THE ART OF WRITING (THROUGH READING BORGES)

Meeting with Silvia Hopenhayn

Tuesday, June 2, 2026 – 6:30 PM

Maison Rousseau et Littérature (Grand Rue 40 – Old Town)

Jorge Luis Borges reinvented fiction and discovered unknown territories. And this is not only due to the metaphysical nature of his literature, but rather to the way he conceives of the fantastic genre as something real, especially in some of his short stories.

It is worth remembering that most of them are very brief, no more than four or five pages long. Therefore, the act of reading them is itself a first creative exercise. A few pages, an entire invention.

Borges’s erudition is sometimes mistaken for a demand that the reader also be erudite. Most of the time, however, it is merely a trap or the veil of a fragile truth. Perhaps fiction in Borges is precisely that: the discovery of a key that opens the door to a unique and, at the same time, universal subjectivity. Like most celebrated literary figures, Borges created decades’ worth of characters, generally all with first and last names, parents’ names, and multiple coordinates of existence — all of which make them particularly real.
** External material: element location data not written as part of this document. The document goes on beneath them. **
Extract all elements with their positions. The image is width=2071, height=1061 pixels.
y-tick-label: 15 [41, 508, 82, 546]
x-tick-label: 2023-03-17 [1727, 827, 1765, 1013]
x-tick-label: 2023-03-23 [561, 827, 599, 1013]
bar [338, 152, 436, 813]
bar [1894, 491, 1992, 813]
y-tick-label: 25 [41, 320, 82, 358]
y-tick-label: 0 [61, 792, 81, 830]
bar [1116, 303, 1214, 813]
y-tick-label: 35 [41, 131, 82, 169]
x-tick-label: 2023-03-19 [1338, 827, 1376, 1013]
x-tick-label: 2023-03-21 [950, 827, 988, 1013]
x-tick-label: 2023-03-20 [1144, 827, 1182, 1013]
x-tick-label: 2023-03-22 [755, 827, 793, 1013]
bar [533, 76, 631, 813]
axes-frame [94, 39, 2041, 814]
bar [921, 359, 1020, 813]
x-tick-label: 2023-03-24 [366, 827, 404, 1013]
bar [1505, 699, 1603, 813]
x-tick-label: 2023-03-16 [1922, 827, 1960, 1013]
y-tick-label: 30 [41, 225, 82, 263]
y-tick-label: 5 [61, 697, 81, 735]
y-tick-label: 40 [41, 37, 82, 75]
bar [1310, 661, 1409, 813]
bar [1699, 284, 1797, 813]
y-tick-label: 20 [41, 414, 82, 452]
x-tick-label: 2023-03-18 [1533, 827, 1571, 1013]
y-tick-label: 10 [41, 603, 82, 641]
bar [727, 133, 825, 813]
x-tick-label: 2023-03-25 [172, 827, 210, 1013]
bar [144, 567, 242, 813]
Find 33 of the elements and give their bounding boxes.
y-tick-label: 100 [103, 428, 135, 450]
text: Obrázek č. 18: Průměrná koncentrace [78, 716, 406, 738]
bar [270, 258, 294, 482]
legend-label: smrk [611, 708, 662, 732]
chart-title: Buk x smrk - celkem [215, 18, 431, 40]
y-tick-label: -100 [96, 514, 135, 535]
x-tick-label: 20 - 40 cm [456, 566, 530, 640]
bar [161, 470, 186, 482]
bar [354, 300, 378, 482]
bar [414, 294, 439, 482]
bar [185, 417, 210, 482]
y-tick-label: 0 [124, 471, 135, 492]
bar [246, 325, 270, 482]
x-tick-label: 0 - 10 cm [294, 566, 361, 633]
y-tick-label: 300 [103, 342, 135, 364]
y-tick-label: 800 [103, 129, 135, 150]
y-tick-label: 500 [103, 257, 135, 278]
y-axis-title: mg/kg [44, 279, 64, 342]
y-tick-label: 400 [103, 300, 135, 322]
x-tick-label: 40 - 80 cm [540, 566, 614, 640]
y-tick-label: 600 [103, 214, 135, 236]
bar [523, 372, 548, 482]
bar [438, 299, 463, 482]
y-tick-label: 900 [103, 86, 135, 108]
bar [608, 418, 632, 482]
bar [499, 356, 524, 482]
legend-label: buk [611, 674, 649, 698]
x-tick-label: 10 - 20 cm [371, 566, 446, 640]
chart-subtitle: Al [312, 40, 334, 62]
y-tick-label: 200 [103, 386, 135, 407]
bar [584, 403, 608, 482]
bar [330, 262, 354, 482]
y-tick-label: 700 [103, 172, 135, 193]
Writer and cultural journalist Silvia Hopenhayn will speak about some of these characters: Pierre Menard, Funes the Memorious, Juan Dahlmann, Ulrica, Borges himself (as a character in his story The Aleph), and Emma Zunz. This roundtable discussion will explore the sources of Borgesian creation: paradigmatic enumerations, portraits, genres (detective fiction, fantasy), rhetorical figures (paradoxes, analogies, oxymorons, hypallages, etc.), but above all his extraordinary capacity for imaginative, sensitive, and analytical writing.